À 54 ans, Xavier Valentin a connu un parcours atypique. Après avoir trouvé son premier crâne de crocodile à l’âge de 12 ans dans la carrière d’argile de Saint André, à Marseille, son intérêt pour la paléontologie n’a cessé de croître au gré de ses destinations, activités sociales et personnelles.
De 1980 à 1984, il devient notamment membre de l’Association des naturalistes de Nice. Puis, de 1985 à 1989, il rejoint l’Association de minéralogie et paléontologie de Vitrolles.
Alors qu’il entame une carrière militaire de 1990 à 1996, il fait l’expérience de missions au Gabon, au Tchad et au Rwanda. Ces séjours lui ont permis d’acquérir une grande autonomie en milieux extrêmes et de développer une expérience d’homme de terrain assurant la logistique dans un souci d’efficacité et de rendement.
Il a notamment découvert lors de ses permissions en 1992, le gisement fossilifère à restes de dinosaures du Crétacé supérieur de Velaux-La Bastide Neuve (Bouches du Rhône) et rencontré les paléontologues qui allaient le former.
C’est ainsi que Xavier Valentin a assis ses connaissances notamment en ostéologie avec un savoir-faire dans les traitements paléontologiques que ce soit le dégagement des fossiles ou la réalisation de moulages.
En outre, de 1994 à 1996, il devient collaborateur de l’association Rhinopolis à Gannat ; de 1994 à 1996, il intègre le Groupe géologique du Narbonnais ; de 1992 à 1997, il endosse le rôle de prospecteur et collaborateur avec le Musée des dinosaures à Espéraza. Enfin, de 2002 à 2012, il fonde et devient membre du bureau de l’Association de recherche paléontologique du Var.
De la sorte, il a décroché son premier poste au Musée Parc des dinosaures, à Mèze de 1998 à 1999. Par la suite, au Muséum d’Histoire Naturelle d’Aix-en-Provence, il encadre durant six mois une fouille de sauvetage de 3000 m2 afin d’extraire des nids d’œufs de dinosaures localisés en plein centre-ville, en collaboration avec le Service Archéologique de la commune et de l’INRAP.

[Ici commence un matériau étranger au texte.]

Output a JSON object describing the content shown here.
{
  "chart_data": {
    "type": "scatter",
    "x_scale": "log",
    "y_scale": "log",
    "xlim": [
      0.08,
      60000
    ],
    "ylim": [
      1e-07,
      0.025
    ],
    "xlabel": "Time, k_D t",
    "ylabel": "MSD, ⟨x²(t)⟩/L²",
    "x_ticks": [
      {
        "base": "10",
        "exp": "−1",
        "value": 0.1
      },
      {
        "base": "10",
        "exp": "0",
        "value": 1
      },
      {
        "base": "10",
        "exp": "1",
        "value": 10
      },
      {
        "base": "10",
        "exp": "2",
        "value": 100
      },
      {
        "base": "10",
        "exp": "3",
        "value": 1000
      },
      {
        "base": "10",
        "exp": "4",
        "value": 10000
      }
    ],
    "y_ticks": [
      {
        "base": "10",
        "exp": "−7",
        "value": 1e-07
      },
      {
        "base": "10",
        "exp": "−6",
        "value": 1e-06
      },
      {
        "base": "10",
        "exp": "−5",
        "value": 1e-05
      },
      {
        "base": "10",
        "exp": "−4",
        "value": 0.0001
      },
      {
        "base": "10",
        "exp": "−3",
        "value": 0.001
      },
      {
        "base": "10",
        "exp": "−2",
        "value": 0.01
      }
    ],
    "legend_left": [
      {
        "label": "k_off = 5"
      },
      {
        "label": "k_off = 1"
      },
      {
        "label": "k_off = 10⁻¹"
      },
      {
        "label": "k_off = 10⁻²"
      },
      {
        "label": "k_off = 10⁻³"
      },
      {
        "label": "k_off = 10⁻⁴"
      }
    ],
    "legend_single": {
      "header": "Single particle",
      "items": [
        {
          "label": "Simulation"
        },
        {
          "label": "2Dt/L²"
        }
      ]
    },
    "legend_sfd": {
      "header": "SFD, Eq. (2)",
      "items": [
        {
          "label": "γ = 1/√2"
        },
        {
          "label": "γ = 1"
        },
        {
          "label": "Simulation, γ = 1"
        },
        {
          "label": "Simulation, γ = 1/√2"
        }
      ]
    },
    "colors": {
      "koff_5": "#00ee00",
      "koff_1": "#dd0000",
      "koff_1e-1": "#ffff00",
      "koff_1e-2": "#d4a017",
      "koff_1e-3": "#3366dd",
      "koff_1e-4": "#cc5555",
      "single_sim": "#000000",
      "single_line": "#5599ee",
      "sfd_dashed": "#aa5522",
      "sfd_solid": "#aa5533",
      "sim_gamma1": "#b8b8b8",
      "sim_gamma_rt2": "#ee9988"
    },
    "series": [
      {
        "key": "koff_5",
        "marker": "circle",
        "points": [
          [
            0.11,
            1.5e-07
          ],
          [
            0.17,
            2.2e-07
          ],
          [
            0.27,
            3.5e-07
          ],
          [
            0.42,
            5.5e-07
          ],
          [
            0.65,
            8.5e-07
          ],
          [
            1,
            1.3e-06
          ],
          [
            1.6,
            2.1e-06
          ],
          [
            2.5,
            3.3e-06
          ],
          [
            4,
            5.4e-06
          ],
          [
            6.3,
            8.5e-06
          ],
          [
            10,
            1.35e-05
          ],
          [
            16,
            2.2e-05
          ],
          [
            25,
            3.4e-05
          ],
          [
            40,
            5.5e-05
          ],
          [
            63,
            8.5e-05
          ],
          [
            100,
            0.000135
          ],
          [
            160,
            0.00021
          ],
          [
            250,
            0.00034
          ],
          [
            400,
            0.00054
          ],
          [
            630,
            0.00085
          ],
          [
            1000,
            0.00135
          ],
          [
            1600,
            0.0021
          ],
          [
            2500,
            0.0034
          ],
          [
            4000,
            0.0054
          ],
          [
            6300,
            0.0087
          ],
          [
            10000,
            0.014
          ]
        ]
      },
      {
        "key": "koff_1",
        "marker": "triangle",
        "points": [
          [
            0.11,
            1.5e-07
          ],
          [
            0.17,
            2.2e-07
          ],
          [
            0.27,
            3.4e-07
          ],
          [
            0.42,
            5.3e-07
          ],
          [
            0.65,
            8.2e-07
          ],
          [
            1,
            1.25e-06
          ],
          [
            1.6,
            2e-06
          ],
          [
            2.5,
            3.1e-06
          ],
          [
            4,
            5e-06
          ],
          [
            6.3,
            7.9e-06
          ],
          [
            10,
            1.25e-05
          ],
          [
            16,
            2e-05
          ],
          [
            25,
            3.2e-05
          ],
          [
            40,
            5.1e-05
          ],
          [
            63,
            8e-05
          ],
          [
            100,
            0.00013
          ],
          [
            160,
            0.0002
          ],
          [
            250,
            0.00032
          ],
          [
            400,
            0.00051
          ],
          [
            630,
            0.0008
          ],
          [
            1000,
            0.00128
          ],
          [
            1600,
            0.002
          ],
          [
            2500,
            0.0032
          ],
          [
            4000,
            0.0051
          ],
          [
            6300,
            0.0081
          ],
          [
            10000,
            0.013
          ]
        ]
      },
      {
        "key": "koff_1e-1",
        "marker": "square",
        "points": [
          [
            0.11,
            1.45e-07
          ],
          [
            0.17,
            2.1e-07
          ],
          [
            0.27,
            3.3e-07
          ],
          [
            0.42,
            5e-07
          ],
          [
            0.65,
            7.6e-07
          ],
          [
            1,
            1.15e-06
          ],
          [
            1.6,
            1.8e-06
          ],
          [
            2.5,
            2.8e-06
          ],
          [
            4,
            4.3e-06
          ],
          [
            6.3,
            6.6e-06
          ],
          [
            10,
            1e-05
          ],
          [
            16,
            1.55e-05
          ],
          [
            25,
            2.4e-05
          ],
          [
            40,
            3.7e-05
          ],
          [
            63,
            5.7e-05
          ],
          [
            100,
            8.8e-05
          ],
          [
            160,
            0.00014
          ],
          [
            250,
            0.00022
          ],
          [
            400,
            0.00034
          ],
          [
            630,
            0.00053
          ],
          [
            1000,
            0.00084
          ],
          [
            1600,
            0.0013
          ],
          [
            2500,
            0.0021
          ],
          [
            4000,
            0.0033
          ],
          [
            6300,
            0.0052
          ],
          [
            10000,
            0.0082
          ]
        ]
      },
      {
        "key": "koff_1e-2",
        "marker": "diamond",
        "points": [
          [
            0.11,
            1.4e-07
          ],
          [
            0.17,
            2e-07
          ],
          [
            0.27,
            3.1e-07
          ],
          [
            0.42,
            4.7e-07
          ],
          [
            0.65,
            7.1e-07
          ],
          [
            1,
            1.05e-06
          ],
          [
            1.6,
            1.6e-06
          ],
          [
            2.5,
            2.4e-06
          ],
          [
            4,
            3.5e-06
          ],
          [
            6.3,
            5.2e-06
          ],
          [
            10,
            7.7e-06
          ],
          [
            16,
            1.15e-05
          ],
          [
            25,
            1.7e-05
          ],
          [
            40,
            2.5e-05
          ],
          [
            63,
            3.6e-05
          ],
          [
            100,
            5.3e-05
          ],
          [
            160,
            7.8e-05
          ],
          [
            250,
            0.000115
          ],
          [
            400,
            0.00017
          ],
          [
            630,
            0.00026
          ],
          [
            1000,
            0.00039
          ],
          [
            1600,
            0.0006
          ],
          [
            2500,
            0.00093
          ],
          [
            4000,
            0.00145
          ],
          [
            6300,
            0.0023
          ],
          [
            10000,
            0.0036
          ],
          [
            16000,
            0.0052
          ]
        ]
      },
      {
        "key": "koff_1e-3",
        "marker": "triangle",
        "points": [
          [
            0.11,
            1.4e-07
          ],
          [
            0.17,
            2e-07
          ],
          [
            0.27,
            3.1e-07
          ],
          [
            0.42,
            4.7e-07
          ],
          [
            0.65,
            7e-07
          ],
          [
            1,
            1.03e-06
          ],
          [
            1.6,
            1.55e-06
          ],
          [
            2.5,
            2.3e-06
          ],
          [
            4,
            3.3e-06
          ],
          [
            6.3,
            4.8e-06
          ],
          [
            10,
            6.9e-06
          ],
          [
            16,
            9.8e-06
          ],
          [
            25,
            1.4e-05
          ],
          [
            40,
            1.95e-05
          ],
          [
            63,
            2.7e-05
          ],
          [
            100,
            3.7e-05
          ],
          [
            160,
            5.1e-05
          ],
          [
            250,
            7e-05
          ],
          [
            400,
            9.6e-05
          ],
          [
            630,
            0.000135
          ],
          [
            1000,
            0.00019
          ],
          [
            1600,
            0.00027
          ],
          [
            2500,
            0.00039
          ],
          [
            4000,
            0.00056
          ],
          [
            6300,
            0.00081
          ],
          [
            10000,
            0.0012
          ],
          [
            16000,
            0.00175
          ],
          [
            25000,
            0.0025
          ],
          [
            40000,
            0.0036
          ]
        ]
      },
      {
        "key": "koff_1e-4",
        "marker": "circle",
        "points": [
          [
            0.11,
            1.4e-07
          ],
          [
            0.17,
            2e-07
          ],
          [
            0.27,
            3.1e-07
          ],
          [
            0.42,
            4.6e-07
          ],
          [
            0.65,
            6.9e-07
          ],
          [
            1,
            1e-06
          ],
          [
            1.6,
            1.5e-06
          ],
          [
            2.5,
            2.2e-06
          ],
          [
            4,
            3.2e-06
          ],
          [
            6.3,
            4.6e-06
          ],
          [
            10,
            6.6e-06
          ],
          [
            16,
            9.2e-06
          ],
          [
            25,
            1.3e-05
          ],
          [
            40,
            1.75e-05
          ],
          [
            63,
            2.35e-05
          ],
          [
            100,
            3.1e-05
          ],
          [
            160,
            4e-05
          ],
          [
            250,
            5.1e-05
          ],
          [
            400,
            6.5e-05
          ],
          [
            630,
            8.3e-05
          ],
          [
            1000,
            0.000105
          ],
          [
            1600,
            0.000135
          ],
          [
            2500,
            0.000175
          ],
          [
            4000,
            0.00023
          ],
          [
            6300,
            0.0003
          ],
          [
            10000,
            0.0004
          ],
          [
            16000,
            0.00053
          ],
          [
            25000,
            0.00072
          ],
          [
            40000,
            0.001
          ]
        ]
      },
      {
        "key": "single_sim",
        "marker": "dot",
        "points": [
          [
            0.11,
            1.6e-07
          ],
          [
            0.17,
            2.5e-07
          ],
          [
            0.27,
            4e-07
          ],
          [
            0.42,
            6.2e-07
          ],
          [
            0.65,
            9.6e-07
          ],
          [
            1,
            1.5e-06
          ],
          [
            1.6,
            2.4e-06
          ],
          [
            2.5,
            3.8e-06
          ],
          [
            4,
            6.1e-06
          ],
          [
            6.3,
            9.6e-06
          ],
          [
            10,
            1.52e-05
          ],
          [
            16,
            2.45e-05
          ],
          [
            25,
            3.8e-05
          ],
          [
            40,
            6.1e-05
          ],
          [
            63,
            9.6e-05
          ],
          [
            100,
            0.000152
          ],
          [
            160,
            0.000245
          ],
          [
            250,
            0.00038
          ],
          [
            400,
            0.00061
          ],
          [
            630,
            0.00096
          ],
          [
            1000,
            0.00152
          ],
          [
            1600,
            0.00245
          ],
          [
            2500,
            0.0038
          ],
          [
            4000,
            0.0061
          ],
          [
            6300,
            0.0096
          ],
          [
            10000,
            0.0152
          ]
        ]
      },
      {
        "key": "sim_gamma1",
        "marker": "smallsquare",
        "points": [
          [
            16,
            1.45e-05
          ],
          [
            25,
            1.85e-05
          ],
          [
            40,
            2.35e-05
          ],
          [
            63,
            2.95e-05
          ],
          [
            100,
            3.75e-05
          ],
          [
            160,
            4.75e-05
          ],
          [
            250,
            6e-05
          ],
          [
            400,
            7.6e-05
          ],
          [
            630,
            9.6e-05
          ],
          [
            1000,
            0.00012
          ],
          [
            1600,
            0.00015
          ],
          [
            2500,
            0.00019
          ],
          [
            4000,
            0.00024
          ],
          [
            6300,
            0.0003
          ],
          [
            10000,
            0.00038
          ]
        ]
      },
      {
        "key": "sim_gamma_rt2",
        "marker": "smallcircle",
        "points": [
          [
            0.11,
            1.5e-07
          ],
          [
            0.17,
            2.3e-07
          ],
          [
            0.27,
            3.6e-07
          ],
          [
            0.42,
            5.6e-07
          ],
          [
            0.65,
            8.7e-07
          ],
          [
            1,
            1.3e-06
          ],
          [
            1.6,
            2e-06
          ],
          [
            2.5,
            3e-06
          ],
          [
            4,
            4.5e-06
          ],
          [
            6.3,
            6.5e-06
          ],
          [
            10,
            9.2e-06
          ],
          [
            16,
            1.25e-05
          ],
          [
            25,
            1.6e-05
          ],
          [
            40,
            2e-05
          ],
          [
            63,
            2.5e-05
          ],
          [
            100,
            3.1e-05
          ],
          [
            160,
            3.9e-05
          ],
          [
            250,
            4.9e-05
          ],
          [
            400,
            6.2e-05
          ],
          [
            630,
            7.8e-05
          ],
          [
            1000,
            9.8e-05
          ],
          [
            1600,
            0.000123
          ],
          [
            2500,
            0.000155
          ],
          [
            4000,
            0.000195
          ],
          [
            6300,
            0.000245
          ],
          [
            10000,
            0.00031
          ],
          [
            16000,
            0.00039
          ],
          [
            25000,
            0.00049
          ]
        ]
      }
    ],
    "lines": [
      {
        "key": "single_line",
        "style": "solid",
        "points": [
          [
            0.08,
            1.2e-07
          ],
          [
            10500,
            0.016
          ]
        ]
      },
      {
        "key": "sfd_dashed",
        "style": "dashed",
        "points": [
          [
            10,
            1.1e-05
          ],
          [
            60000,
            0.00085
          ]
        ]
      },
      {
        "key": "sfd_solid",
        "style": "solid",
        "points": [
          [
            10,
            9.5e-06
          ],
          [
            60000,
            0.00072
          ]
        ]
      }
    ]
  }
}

Repéré pour ses capacités naturelles dans ce domaine, il obtient son poste en 2000 de technicien en paléontologie à l’Université de Poitiers comme mouleur au sein de l’Institut de Paléoprimatologie et Paléontologie Humaine : Evolution et Paléo-environnements.
Depuis les découvertes majeures effectuées par cette unité sur les anthropoïdes et les hominidés (dont Abel et Toumaï) dont le laboratoire se nomme actuellement Palévoprim aujourd’hui, ses activités socio-professionnelles d’Ingénieur et son quotidien se portent sur la formation des étudiants (encadrement pédagogique de master et thèse), la coordination logistique et l’encadrement des chantiers de fouilles, l’expertise de traitements et de collecte de fossiles sur le terrain dans différentes régions du monde : dans le désert du Djourab au Tchad, dans l’Erg du Murzuk et Al Koufra en Lybie, à Wadi Natron en Egypte, à Zegdou en Algérie, à Dchang au Cameroun, à Paudong et Irrawady en Bimanie, à Ouarzazat au Maroc, à Thessalonique et Dafnéro en Grèce et enfin sur l’Île du roi Georges en Antarctique.
On lui doit à ce titre des découvertes significatives dont le bassin complet d’un dinosaure ankylosaure, le Struthiosaurus languedociensis de Villeveyrac (34). Il est également co-découvreur de nouveaux dinosaures de Velaux (13) dont Astinganosaurus velauxiensis, Garrigatitan meridionalis et Matheronodon provincialis.
En 2014, lors des travaux d’aménagements de la LGV, il découvre de rares plumes de dinosaures de type Vélociraptor près de Poitiers, et plus récemment, en 2018, le gisement continental de Persac d’âge Albo-Cénomanien, le seul connu en Europe et d’une importance scientifique majeure.

Cités dans les remerciements de nombreuses publications scientifiques et livres (Dinosaures de France, Dinosaures et autres reptiles en Languedoc, D’Abel à Toumaï, chercheur d’os…) et dédicaces de nouvelles espèces (Valentinella vitrolense et Howellictis valentini), il axe son activité de recherche sur la compréhension des milieux aquatiques. Son activité scientifique à ce jour totalise en tant que co-auteurs 67 publications dans des revues de rang A et 37 communications en congrès.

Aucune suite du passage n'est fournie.